Proving map si covering map of torus

Question

Let $f:\mathbb{R^2} \rightarrow \mathbb{T^2}$ be defined as $$f(x,y)=(x-[x],y-[y]),$$ where $[x]$ denotes the integer part of $x$.
I would like to show that this is a covering map of the torus $\mathbb{T^2}$. I consider the torus as the set $([0,1] \times [0,1])/\sim$, where the equivalence relation $\sim$ is given by identifying opposite edges of the unit square $[0,1] \times [0,1]$. How can I choose an open cover $\{U_\alpha\}$ of the torus such that $f^{-1}(U_\alpha)$ is a disjoint union of open sets $V_{\alpha \beta}$ and $f:V_{\alpha \beta} \rightarrow U_\alpha$ is a homeomorphism for each $\alpha$? I understand that this is a covering map intuitively, but I am not sure how to write it properly, in particular, how to choose this open cover.

Answer 1

Show that it is surjective (it is easy).

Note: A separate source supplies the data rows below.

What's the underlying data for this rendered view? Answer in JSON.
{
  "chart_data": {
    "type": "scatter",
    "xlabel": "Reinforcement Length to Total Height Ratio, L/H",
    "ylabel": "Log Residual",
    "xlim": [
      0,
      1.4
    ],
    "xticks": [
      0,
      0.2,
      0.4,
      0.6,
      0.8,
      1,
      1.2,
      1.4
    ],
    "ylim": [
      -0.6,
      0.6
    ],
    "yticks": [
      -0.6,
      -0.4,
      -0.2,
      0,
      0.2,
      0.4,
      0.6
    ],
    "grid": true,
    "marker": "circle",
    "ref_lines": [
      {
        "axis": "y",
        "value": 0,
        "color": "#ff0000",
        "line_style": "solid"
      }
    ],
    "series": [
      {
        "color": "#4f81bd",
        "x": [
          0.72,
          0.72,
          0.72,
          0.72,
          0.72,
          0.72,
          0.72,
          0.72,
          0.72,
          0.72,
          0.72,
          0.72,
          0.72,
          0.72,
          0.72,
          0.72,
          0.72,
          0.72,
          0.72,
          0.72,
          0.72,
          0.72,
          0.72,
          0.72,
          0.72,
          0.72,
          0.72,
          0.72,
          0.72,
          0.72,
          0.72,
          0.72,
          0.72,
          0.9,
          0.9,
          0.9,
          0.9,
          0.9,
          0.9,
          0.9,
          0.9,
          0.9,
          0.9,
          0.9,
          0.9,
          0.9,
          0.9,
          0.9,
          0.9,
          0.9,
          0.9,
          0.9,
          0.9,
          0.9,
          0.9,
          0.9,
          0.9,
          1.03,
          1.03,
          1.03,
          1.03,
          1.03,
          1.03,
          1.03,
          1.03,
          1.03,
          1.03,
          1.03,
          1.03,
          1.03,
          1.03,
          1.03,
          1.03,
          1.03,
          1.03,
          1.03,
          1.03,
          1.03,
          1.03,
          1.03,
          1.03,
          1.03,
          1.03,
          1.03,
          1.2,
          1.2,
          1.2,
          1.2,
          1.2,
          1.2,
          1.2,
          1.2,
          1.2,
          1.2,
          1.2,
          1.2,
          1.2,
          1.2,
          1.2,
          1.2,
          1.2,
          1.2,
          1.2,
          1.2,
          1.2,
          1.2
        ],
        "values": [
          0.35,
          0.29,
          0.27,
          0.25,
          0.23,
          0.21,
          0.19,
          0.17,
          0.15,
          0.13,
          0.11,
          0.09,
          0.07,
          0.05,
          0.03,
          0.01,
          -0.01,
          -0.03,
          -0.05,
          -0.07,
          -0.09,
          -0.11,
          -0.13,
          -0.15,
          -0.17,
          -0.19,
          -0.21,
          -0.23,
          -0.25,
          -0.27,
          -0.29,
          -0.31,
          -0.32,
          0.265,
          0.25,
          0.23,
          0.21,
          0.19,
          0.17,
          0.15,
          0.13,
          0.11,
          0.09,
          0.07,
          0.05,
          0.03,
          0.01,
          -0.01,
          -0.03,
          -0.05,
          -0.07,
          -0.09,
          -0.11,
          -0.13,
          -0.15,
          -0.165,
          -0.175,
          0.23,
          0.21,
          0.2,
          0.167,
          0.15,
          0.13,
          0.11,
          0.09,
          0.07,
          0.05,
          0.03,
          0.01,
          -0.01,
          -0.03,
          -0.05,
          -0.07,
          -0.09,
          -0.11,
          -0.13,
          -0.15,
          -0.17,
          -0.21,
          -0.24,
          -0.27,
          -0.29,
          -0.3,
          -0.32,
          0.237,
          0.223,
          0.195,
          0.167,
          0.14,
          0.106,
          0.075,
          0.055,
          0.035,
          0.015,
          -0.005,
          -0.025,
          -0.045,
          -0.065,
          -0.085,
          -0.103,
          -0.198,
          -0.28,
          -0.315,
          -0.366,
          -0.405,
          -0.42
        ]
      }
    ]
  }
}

Then chose a point $p = (\overline{x},\overline{y}) \in \mathbb{T}^2$. Find a neighboorhood $U$ of $p$ for which the preimage $f^{-1}(U)$ is not connected : for exemple, take a little ball around $p$ with radius $r < \frac{1}{2}$ (draw a picture!).

You can show that on each connected component, $f$ is injective, thus is bijective. It is easy to show that it is a homeomorphism from the very definition of the quotient topology on $\mathbb{T}^2$. Thus you have shown $f$ is a covering map.